En 1284, Gênes détruit la flotte pisane. Ceux qui se sont endormis corses se réveillent génois. Durant 5 siècles, ils chercheront par tous les moyens à retrouver leur indépendance. En 1358, une révolte antinobiliaire aboutit à un système de communautés villageoises autogérées. Une partie de l'île est alors débarrassée des seigneurs féodaux.

En 1453, péripétie curieuse : Gênes loue la Corse à ses créanciers. C'est l'opulente banque de Saint-Georges qui ramènera dans l'île la paix et la prospérité.

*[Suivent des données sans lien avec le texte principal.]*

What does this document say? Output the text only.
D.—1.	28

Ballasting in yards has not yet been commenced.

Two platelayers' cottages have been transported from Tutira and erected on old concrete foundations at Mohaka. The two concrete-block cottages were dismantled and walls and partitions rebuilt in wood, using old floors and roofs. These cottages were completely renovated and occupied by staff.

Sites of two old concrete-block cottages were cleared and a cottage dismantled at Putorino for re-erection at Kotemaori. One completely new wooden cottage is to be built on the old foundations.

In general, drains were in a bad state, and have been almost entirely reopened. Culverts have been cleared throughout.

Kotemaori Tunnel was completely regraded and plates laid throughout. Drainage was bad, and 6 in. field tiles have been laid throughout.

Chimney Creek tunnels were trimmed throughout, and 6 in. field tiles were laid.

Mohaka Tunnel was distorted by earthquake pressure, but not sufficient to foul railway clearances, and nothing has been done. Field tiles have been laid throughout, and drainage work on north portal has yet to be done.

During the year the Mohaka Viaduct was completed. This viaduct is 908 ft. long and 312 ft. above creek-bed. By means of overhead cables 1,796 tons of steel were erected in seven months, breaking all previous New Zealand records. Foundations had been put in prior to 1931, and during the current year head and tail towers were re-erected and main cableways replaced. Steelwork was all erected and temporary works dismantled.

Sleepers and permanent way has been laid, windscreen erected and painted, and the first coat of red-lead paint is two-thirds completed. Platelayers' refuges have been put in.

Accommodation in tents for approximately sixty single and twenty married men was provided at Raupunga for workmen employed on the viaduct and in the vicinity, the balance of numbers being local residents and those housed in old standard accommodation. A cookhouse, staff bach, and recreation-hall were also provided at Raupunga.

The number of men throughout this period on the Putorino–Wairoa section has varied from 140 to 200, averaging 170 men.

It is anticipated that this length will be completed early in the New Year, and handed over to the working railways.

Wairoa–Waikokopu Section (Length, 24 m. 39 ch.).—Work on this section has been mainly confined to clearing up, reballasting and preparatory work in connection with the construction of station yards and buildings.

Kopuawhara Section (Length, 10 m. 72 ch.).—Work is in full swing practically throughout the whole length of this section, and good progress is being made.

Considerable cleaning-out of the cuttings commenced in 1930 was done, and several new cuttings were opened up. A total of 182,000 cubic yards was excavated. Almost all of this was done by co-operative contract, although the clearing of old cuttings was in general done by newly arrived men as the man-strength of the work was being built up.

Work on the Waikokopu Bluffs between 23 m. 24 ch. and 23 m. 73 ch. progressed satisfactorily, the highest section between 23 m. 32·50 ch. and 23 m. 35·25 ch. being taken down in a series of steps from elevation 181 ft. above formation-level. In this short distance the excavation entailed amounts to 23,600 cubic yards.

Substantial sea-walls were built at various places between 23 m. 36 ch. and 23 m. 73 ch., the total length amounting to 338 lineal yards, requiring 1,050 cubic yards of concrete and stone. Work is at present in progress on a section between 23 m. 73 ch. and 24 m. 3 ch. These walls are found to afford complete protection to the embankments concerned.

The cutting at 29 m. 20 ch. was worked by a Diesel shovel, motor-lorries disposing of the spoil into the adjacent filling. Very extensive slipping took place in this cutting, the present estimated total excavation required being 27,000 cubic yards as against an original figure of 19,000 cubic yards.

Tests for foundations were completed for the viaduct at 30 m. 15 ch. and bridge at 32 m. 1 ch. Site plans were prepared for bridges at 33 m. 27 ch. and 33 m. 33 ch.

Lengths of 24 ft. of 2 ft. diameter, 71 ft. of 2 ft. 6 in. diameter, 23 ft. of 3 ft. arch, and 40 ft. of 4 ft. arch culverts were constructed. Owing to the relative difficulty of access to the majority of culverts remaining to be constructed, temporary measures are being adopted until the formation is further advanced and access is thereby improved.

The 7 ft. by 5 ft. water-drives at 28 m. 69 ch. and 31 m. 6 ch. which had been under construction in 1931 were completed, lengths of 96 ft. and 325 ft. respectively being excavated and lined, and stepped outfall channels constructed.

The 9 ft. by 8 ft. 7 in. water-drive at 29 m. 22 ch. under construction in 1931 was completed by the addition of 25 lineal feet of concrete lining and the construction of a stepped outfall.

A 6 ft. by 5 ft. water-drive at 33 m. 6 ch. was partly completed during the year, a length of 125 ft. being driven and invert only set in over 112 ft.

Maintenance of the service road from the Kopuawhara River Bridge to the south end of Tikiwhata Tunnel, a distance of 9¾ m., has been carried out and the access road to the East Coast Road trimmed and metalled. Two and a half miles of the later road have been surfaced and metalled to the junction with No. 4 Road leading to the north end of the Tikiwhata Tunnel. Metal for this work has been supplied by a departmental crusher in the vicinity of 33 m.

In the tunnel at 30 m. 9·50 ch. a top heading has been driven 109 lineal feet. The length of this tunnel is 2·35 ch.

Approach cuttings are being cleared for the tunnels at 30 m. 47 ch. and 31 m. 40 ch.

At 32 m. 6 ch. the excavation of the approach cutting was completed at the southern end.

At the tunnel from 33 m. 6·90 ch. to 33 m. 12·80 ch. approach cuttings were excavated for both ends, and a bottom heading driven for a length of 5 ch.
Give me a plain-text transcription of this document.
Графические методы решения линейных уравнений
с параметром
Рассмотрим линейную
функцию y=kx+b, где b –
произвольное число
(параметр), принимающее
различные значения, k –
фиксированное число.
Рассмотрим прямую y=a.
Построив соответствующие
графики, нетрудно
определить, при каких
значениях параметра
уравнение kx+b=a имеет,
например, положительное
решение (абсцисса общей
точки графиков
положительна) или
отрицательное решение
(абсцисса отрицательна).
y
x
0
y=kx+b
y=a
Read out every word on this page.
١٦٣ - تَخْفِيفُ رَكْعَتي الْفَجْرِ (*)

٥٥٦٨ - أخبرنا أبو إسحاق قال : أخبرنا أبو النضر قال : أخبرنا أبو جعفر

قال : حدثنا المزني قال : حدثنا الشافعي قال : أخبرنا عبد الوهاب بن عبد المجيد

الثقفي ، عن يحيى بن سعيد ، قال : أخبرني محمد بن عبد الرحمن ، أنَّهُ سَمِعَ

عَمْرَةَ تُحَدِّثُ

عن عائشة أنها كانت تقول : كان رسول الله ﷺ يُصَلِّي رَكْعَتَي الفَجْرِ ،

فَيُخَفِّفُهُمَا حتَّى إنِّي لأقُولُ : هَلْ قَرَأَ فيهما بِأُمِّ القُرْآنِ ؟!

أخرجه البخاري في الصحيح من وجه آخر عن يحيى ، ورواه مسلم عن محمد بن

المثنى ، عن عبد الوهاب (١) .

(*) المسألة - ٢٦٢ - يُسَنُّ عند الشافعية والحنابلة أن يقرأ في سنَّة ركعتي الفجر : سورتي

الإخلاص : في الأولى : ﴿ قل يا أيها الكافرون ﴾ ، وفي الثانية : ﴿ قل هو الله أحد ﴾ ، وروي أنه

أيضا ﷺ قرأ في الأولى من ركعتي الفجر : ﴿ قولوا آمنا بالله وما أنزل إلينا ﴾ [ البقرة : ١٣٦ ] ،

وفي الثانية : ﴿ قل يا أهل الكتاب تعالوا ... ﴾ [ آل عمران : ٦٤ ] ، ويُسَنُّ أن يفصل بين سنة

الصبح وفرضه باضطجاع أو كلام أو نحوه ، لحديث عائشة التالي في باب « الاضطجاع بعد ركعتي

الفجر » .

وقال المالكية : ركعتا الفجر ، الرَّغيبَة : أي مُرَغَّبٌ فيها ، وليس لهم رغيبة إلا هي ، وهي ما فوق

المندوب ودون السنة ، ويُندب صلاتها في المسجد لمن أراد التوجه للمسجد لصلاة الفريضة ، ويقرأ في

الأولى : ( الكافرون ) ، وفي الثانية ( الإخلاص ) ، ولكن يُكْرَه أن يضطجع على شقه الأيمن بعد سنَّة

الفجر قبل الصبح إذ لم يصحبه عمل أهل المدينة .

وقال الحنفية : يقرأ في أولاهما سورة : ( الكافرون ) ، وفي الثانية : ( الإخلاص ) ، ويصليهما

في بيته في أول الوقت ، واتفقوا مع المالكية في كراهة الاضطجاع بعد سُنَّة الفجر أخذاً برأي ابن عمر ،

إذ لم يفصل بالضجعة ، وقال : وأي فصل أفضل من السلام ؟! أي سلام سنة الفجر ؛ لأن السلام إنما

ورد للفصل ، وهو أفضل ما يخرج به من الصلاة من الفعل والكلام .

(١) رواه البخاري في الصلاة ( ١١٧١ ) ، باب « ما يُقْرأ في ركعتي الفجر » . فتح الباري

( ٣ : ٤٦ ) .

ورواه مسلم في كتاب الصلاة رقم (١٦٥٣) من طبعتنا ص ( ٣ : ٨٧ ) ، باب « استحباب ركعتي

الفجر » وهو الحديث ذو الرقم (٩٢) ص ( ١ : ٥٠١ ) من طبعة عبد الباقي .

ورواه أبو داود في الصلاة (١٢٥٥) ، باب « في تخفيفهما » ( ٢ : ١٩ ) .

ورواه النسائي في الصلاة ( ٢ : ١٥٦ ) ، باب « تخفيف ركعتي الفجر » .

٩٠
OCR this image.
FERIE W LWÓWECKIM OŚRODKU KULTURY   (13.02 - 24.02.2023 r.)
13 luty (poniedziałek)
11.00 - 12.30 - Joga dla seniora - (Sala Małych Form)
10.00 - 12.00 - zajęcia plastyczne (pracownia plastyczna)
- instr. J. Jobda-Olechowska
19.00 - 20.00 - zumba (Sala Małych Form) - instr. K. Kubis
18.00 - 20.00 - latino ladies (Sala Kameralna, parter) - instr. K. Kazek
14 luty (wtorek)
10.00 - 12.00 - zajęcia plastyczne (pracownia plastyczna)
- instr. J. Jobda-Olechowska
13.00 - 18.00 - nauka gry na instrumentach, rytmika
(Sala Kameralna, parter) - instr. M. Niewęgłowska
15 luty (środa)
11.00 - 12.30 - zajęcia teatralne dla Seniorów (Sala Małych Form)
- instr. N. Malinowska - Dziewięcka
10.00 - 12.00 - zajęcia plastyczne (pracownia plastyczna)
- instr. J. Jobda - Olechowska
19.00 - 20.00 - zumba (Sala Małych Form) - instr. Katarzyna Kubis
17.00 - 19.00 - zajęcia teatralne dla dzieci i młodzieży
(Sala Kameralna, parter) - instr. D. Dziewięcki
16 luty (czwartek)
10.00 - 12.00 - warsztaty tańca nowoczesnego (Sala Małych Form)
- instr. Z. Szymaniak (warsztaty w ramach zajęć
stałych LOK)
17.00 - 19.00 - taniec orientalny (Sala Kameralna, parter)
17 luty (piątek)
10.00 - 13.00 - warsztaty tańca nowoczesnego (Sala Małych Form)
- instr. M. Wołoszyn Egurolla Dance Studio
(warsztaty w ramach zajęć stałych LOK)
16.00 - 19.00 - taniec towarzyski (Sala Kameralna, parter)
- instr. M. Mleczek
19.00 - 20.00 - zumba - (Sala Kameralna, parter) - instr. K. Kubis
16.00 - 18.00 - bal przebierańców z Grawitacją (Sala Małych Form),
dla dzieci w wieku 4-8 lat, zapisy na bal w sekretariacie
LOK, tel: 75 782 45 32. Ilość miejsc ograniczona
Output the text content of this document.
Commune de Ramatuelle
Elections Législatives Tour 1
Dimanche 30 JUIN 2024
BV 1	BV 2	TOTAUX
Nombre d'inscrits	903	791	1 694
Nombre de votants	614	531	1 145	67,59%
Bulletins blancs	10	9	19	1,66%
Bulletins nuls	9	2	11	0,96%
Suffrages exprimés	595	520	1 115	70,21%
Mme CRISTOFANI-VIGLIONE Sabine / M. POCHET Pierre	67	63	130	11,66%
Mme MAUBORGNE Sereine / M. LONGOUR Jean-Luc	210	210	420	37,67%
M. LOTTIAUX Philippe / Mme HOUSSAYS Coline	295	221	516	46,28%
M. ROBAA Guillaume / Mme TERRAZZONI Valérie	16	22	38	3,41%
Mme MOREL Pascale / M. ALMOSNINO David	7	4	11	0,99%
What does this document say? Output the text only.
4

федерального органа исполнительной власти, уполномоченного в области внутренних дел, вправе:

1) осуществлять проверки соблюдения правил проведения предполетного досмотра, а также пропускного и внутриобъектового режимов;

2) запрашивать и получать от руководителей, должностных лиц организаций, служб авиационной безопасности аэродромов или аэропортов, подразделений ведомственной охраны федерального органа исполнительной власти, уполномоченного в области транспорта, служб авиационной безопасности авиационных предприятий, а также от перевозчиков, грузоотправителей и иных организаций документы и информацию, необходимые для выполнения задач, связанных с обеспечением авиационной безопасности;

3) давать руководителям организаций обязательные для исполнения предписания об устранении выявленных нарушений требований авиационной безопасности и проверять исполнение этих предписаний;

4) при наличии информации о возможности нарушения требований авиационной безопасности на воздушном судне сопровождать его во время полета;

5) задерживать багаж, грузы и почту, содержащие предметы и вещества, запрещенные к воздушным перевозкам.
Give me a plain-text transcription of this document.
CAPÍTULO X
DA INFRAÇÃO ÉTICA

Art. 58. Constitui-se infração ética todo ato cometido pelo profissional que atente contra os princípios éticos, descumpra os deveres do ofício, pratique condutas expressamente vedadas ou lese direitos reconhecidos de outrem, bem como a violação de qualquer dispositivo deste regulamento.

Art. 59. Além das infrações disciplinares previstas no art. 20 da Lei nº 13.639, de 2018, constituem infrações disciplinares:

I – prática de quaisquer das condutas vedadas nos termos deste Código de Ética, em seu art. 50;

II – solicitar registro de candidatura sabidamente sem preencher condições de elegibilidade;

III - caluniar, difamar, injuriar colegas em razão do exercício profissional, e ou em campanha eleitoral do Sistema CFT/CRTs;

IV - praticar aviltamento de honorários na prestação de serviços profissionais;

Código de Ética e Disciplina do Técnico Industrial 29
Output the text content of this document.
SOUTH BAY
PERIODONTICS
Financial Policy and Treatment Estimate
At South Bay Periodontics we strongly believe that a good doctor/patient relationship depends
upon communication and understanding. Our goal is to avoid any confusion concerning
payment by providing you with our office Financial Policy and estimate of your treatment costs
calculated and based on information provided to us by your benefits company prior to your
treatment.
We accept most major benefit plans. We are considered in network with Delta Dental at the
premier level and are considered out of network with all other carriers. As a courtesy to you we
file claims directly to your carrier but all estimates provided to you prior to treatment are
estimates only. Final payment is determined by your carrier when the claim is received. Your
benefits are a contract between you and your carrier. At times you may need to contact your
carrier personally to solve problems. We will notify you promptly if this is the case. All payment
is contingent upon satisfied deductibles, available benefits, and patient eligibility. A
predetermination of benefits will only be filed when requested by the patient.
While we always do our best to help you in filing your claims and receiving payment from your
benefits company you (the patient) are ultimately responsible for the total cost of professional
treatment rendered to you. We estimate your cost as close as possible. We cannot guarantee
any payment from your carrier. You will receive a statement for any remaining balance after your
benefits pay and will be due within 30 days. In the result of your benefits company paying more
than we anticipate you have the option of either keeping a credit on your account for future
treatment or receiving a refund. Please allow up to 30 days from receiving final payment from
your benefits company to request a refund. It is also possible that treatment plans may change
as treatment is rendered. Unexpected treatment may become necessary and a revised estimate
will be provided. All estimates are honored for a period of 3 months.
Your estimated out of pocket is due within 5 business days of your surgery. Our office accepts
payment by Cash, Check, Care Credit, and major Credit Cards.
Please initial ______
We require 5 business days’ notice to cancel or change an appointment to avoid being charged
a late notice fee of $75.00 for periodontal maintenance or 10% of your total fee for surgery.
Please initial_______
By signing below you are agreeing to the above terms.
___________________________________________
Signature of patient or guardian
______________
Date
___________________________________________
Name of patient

Mais Gênes, alliée de Charles Quint, subira les assauts du principal adversaire de celui-ci, le roi de France Henri II. Soutenues par un corsaire turc, les troupes françaises conquièrent l'île. Les insulaires sont abandonnés.

De nouveau puissante sur l'île, Gênes exploite l'île à outrance. Les Corses ne l'oublieront pas. En 1729, une famine conduit la population à prendre les armes. En 1735, les Corses vont jusqu'à proclamer l'indépendance. Gênes répond par le blocus de l'île.

Un leader sans couronne

En 1755, Pasquale Paoli est élu chef de la Résistance. Au traité de Versailles (1768), Gênes, ruinée, demande au roi de France de rétablir l'ordre en Corse pour son compte. L'île est cédée pour 4 ans, mais Gênes ne reverra jamais son ancienne possession, Louis XV annexant l'île, ce qui explique qu'aujourd'hui encore plus d'un Corse considère que les Français se sont illégalement approprié l'île. Celle-ci entre en effervescence. La Corse cédée comme une vulgaire marchandise : on allait voir !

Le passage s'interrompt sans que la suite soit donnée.